His tears said it all: this will be Robbo’s last COTY. After 42 years, he is handing over the reins to “younger, hip-thrusting road testers”.

Determined to go out with a bang, Robbo’s 2014 form is as scathing and passionate as ever. Just as you’d expect from the world’s greatest motoring journalist.

Peter Robinson

A living, breathing bullshit detector, Carey survives solely on coffee, cigarettes and his love of cars. Currently terrifying PRs in the Northern Hemisphere as Wheels’ European scribe, Carey salivates over cutting-edge technology and uses cool logic to browbeat anyone with an opinion different to his own.

John Carey

COTY is like Christmas for Byron, only better.

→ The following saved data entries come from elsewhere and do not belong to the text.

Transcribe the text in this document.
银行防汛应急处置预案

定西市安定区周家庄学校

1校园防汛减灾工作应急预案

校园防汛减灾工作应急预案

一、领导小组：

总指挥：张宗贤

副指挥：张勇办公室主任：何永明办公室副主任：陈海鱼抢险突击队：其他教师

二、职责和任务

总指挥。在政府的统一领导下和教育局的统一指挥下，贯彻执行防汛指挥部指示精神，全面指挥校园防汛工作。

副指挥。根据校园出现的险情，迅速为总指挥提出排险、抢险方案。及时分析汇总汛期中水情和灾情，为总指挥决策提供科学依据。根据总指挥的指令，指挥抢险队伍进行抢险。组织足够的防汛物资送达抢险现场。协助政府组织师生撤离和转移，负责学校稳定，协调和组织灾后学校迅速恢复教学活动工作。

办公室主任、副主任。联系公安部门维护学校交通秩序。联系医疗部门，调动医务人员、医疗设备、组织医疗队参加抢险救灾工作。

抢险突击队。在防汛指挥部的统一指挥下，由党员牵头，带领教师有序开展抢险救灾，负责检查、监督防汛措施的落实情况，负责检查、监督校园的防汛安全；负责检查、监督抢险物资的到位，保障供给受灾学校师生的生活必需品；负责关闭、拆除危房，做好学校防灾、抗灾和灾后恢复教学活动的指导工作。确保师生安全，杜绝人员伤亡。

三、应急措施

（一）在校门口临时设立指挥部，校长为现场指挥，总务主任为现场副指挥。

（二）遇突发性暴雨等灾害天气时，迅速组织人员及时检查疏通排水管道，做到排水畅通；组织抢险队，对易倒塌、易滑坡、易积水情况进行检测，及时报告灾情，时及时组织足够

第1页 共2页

A Wheels tragic (he owns every issue), his passion for COTY is matched only by the ferocity of a disease that causes him to buy oddball old cars and horde them. Now in his fifth year as a COTY judge, Byron is incisive and never afraid to voice a contrary opinion.

Byron Mathioudakis

Like a medieval torture specialist, Bruce has spent the past 20 years fine-tuning his own sick form of pleasure: CEO grilling. An expert at making car-company execs squirm, Bruce’s keen nose for news brings both a wealth of industry knowledge and a crisp voice of reason to the judging panel.

Bruce Newton

wheelsmag.com.au 71 As multi-talented as she is knowledgeable, Sally’s eye for design faux pas is invaluable.

A designer, singer, inventor and architect, when she’s not flying from San Francisco to judge COTY, she’s creating things like the award-winning Nest high chair, currently housed at the Powerhouse Museum.